THE introduction of new procedures in the churches, such as the Women's Forum, seems to recognise that women in Ireland have been unjustly excluded from much that has formed our religious culture.
Now women are participating more in liturgical celebration, represented on church bodies and diocesan advisory groups, involved in processes leading to decision making. Irish women now constitute a good percentage of those studying theology in our institutes and colleges.
All of this is good. There is, however, a further necessary step to be taken by those who control theological education in Ireland. If theology is truly to reflect Christian understanding, women must be engaged in academic theology, teaching and researching as full members of faculty, pursuing the meaning of the very basis of faith and its implications for how we live as a society.
There are instances of women already so doing, but too few. If theology is to be genuinely the reflection on faith in the light of our culture in Ireland today, we must have women, lay and religious, at the centre of this activity alongside men.
What difference might it make to have more women teaching theology? No area of theology would remain untouched by this widening of the horizon. How we do theology would change. If women's experience has been pushed to the edge in the process by which we as a community give our assent to particular truth, it is right that women should bring it to the centre.
The interpretation of scripture and dogma has been done by men. Surely it would be enriched by including the perspective of women, who astheologians share the privilege and the burden of interpretation and communication in fidelity?
Consider language about God and images of God: traditionally God is Trinity, hierarchical and male. Because God is named Father, Son and Spirit, the doctrine has reinforced solely masculine images. Their exclusive use in worship and in theology contributed to an overwhelming sense of God as male.
This has major implications, for example in moral theology, where perhaps we most need women to teach and research. Here the patriarchical nature of the Christian tradition makes the most significant difference in people's daily lives. Moral theology has systematically excluded half of the people whose lives it claims to reflect. Major decisions have been made pertaining to women's life and death choices without consultation with women.
The question of method is at issue here. Beginning from first principles can obscure the morally relevant circumstances of our diverse realities. (This is by no means limited to sexual ethics). The argument is for a more inductive approach - for reflection on real women's real experiences and the consideration of woman as moral agent.
THEOLOGY of sin and redemption is another are where women's voices are needed. What was assumed to be sin for all, pride and self assertion, may be of less concern to women. Sin for women might be described more as passivity and failure to assert self.
Theories of redemption involving sacrifice and atonement need to be broadened to include discussion of anger and the question of sacrifice as an abstract norm for Christian life, The encouragement to women to "offer it up" rather than take action in the face of injustice reinforced passivity as the expected response.

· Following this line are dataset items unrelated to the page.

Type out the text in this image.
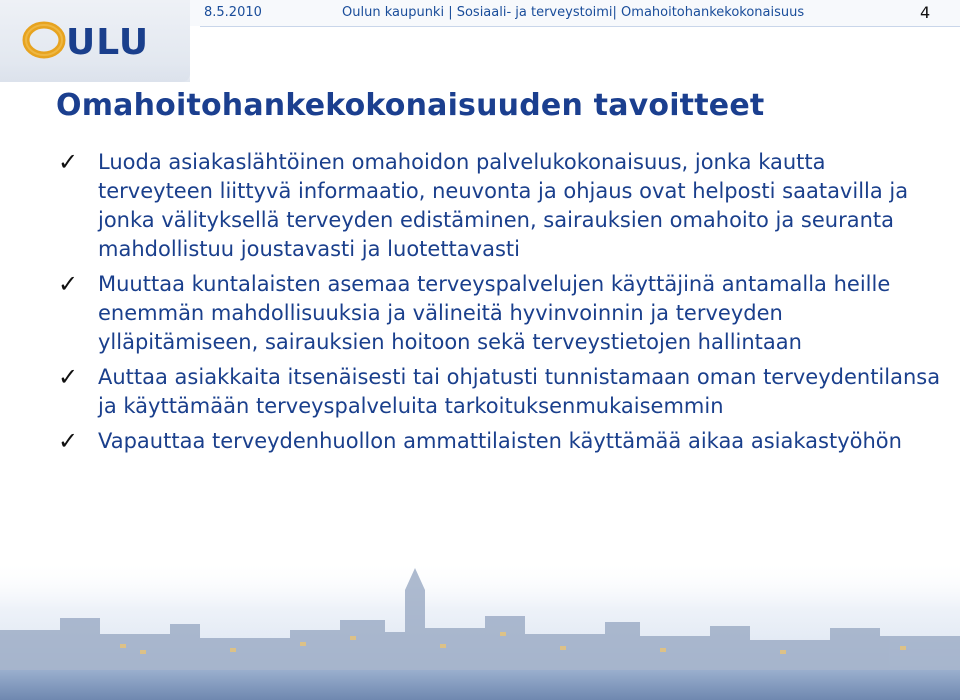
8.5.2010	Oulun kaupunki | Sosiaali- ja terveystoimi| Omahoitohankekokonaisuus	4
ULU
Omahoitohankekokonaisuuden tavoitteet
✓ Luoda asiakaslähtöinen omahoidon palvelukokonaisuus, jonka kautta terveyteen liittyvä informaatio, neuvonta ja ohjaus ovat helposti saatavilla ja jonka välityksellä terveyden edistäminen, sairauksien omahoito ja seuranta mahdollistuu joustavasti ja luotettavasti
✓ Muuttaa kuntalaisten asemaa terveyspalvelujen käyttäjinä antamalla heille enemmän mahdollisuuksia ja välineitä hyvinvoinnin ja terveyden ylläpitämiseen, sairauksien hoitoon sekä terveystietojen hallintaan
✓ Auttaa asiakkaita itsenäisesti tai ohjatusti tunnistamaan oman terveydentilansa ja käyttämään terveyspalveluita tarkoituksenmukaisemmin
✓ Vapauttaa terveydenhuollon ammattilaisten käyttämää aikaa asiakastyöhön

Christ's suffering seen as a free and active choice in the face of evil, rather than as passive victimisation, is essential for women and all who suffer unjustly.
A theology of marriage, however positively based on the love of Christ for the church, needs now to be taught by women too. There is need to challenge the latent or blatant acceptance of inequality between the partners that can lurk in the imaging of the unity of marriage along the lines of Christ and the church.
The positive retrieval of the theological significance of sexual loving in marriage needs to be balanced by a look at the theological significance of married conflict and the question of love and justice, especially for women, in marriage.
There is the question of the full participation of women in the church - increasingly problematic as our perspective changes and we take cognisance of the distortions deeply embedded in our tradition.
It makes little sense to many women to hear they have equal dignity with men when some are faced with the reality of a male priesthood and a church and theology which talk the language of justice and equality while exhibiting behaviour patterns of power and exclusion.
Will more women teaching theology automatically bring about what is needed? An undesirable elitism can evolve as easily here as elsewhere. Could the churches provide serious funding for the study of theology at diploma and degree level, ensuring that women from as wide a range of backgrounds as possible have access to them?
The Department of Education has taken a welcome initiative in proposing religious education as a Leaving Cert subject. May we hope for the next logical step: that, as in many countries in Europe and elsewhere, faculties of theology be instituted in the NUI colleges?